Counsellors for the Bereaved
When a loved one is diagnosed with a terminal illness, a grief counsellor is there to help them comprehend and process the inevitable changes in their lives. For the period of your loved one’s stay in hospice care and up to 13 months after the death, bereavement services are given by Medicare regulations.
Aid to the Elderly
Your loved one will be cared for by a home health aide, who can also teach you about how to effectively care for your loved one at home in the final stages of their life.
Volunteers for Hospice
Hospice volunteers provide companionship and assistance with household chores, errands, and meal preparation for patients and their caretakers.
You must play an active role in your loved one’s care as the foundation of the hospice team and are involved in practically every aspect of their final days at home.
More than 90% of hospice patients are cared for where they are most comfortable — their own home. Understandably, some individuals and families may be wary about allowing even a small group of strangers to care for a loved one. People who have been raising their families on their own may perceive this as an intrusion on their privacy, while others may see it as an opportunity.

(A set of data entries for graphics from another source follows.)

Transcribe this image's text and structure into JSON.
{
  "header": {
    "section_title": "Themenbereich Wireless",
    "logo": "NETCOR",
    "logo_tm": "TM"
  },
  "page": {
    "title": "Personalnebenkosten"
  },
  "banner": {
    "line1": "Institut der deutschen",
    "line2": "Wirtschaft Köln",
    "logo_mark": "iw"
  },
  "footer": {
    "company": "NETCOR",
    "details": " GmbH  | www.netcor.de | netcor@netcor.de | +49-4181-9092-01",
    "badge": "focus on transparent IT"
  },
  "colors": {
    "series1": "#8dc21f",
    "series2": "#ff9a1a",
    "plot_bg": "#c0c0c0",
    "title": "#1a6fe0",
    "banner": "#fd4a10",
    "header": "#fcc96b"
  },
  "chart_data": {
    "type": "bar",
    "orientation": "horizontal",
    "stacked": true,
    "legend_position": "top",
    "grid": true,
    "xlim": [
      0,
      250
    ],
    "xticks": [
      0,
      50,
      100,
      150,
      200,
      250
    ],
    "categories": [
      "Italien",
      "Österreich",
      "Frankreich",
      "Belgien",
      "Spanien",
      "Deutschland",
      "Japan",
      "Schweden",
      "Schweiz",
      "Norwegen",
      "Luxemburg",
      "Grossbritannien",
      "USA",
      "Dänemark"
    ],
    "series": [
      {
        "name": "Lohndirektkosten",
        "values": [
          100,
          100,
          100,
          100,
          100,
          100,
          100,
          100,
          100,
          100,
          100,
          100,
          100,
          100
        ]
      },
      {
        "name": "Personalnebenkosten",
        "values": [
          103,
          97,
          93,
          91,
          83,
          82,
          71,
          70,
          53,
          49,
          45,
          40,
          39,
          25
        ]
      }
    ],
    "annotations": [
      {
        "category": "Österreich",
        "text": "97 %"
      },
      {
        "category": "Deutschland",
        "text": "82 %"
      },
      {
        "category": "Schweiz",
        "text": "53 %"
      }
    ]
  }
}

Hospice is Your Care, Your Way
It’s your hospice, so you get to decide how you want to be cared for.
A physician, nurse, assistant, social worker, chaplain, and volunteer are all allocated to you, and their visits are planned at a time that you both agree upon. As a rule, you’ll have one member of your hospice care at home team visit you at once. Besides treating the patient, they also educate and support their loved ones. The team relies on your input and guidance to effectively serve your requirements. The patient will be treated with respect and understanding. You’ll look forward to their visits as you come to know them.
Hospice Care at Home – What’s Included?
Once the patient’s admission has been completed, the hospice team will interact with the patient’s primary care physician and the hospice physician to discuss the patient’s medical history, current symptoms, and prognosis.
The team’s therapist provides an emotional and psychological assessmentCounsellingge that is respectful of the patient’s and family’s religious convictions; hospice chaplains will contact the patient and family.
Volunteers might be summoned at the request of the requesting party. They can give respite, errands, and other tasks for the patient’s family and company and support for the family members.
Individual members of the team are scheduled to see you regularly to anticipate their arrival.
Any medical equipment required will be supplied to the following addresses:
- a hospital bed
- Toilet near the bed
- Also included in the delivery are any necessary medications.
- As your loved one’s pain and symptoms vary, you’ll be given information and instruction to help you cope.
- Seven days a week, 24 hours per day, holidays included, patients and their families access care and support services.
- We offer inpatient hospice care to patients and their families if they cannot manage their pain and symptoms in the comfort of their own homes.
- Our inpatient hospice care facilities also provide family respite care as part of the Medicare Hospice benefit.
- Your hospice care team at home develops an individualised care plan of care.
As a patient, you have a team of doctors, nurses, and other health care professionals working together to create a care plan tailored to your specific needs. Each week, the team meets to discuss and update the treatment plan based on the patient’s progress.
The best part of hospice care is that it’s all about you. When caring for a sick, the patient and their loved ones are the experts. Your loved one’s care and assistance are in the hands of your team, who take their cues from you.